Chapter 2 continues through 44 Sections.

In the broader context of the Revolution, Vermont's Constitution is one of the more democratic of the states' founding documents.   Vermonters' belief in their democracy and government was strong; the 1786 and later 1793 Constitutional Convention had the potential to create serious democratic backsliding.  Instead, Vermont delegates — reflecting their constituents's beliefs— supported small changes to the Constitution but overwhelmingly upheld their commitment to republicanism.  Even the similarly democratic Pennsylvania Constitution (which the Vermont Constitution was based on), abandoned, as Ingraham noted,  "Many of the most inspiring ideas still in use in Vermont today [...], making the Vermont Constitution more special than promised in 1777."  The absence of similar democratic measures in other states best exemplifies the limits of the Revolution.   As Ingraham concluded, "[The American Revolution] is best understood not as a watershed event that radically changed American society, but rather as one episode in a much longer continuum of change."

== 1786 Constitution ==
The 1786 Constitution of Vermont established a greater separation of powers than what had prevailed under the 1777 Constitution.
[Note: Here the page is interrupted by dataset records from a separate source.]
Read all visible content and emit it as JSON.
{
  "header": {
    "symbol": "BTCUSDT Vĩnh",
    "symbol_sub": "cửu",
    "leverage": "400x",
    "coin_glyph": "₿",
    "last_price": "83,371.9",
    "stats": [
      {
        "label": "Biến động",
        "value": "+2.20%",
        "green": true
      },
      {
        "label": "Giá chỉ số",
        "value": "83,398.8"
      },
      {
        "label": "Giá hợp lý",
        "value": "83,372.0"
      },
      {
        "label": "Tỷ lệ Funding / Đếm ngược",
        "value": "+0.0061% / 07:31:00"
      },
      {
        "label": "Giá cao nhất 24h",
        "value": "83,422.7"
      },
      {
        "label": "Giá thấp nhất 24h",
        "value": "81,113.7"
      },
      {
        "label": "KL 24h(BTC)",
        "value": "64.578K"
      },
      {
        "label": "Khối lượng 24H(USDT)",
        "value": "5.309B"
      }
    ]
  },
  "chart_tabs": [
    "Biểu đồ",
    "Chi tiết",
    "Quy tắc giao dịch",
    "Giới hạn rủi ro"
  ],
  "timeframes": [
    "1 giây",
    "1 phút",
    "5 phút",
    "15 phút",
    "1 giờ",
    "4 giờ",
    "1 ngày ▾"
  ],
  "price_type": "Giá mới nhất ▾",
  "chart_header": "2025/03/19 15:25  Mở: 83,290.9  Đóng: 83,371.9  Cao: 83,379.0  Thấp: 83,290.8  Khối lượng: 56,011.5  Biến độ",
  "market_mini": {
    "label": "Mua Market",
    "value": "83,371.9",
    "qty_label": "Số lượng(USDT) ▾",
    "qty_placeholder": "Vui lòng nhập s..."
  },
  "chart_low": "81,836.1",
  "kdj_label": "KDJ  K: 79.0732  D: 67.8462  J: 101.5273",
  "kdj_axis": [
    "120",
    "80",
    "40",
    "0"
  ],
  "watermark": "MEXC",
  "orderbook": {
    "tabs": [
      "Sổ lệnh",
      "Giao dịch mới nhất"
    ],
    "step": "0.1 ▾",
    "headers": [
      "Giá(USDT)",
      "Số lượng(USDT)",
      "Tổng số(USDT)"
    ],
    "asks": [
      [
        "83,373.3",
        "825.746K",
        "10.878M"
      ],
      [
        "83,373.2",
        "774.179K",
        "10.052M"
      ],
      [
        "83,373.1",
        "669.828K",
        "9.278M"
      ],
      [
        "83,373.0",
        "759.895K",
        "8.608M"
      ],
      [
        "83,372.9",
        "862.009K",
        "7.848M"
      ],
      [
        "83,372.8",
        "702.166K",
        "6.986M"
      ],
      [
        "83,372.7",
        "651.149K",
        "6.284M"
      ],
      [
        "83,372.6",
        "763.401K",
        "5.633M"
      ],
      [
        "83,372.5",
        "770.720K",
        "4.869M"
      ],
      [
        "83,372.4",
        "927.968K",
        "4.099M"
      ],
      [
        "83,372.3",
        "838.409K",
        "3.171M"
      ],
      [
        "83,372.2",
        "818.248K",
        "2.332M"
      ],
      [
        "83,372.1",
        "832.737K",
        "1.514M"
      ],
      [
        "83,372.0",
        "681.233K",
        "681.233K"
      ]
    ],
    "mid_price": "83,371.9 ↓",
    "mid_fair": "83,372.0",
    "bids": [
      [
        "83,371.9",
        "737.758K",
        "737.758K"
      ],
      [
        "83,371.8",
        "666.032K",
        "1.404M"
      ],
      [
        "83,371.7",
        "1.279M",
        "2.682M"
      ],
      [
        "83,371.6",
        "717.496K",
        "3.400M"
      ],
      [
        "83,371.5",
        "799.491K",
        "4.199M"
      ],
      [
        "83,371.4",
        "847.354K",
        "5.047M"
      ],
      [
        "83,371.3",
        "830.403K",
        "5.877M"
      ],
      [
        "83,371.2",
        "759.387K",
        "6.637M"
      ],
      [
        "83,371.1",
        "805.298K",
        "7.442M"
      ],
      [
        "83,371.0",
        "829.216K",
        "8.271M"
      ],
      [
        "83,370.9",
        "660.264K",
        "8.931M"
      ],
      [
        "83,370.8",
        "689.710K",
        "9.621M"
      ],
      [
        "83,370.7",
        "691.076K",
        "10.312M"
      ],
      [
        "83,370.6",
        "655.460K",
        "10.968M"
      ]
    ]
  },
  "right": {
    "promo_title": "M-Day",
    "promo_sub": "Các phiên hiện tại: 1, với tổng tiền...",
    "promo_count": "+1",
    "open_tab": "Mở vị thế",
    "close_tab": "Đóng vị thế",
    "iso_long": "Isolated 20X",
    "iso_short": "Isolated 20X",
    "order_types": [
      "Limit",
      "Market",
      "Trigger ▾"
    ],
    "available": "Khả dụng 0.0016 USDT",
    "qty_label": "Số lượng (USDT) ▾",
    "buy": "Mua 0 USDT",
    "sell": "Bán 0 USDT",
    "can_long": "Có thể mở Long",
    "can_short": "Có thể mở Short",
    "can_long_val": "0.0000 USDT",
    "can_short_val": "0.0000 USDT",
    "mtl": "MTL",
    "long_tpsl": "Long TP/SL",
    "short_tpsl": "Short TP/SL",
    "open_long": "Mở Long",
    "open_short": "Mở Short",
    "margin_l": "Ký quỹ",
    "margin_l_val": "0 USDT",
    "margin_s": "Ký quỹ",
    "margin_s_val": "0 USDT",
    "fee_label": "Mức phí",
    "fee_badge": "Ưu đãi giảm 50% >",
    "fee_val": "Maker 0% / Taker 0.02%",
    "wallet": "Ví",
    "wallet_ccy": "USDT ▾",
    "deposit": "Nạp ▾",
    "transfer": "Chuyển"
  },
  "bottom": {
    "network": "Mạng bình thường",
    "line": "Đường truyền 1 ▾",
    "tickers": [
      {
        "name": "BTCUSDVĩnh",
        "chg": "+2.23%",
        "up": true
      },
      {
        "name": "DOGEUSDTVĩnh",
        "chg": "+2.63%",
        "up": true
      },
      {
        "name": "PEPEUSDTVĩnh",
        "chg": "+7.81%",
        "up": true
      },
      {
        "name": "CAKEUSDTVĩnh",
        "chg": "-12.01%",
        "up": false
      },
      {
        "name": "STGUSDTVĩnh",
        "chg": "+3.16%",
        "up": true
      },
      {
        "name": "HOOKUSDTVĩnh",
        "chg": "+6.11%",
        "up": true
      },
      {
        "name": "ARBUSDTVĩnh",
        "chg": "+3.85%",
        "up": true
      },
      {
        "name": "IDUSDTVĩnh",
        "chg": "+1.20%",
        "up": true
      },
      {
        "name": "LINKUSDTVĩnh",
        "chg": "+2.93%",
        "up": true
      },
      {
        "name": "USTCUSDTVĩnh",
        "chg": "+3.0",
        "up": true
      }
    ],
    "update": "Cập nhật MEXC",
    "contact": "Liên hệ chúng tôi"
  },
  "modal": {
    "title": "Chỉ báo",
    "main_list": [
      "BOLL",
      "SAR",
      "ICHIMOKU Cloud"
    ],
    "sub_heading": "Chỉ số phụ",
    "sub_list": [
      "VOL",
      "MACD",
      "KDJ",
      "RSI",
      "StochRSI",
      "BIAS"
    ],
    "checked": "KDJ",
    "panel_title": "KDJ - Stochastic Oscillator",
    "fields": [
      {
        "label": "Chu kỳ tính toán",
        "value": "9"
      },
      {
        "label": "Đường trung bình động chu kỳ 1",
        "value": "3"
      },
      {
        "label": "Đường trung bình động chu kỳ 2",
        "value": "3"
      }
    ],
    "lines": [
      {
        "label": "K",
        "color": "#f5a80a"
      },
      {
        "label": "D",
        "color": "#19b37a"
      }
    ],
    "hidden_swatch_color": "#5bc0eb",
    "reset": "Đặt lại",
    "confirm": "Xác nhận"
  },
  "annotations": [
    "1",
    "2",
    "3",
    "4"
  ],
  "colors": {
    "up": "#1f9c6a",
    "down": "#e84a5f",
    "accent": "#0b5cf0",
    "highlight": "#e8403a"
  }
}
In particular, it forbade anyone to simultaneously hold more than one of certain offices: governor, lieutenant-governor, judge of the supreme court, treasurer of the state, member of the governor's council, member of the legislature, surveyor-general, or sheriff. It also provided that the legislature could no longer function as a court of appeals nor otherwise intervene in cases before the courts, as it had often done.

The 1786 Constitution continued in effect when, in 1791, Vermont made the transition from independence to the status of one of the states of the Union. In particular, the governor, the members of the governor's council, and other officers of the state, including judges in all courts, simply continued their terms of office that were already underway.

== 1793 Constitution ==
The 1793 Constitution was adopted two years after Vermont's admission to the Union and continues in effect, with various later amendments, to this day. It eliminated all mention of grievances against King George III and against the State of New York. In 1790, New York's legislature finally renounced its claims that Vermont was a part of New York, the cessation of those claims being effective if and when Congress decided to admit Vermont.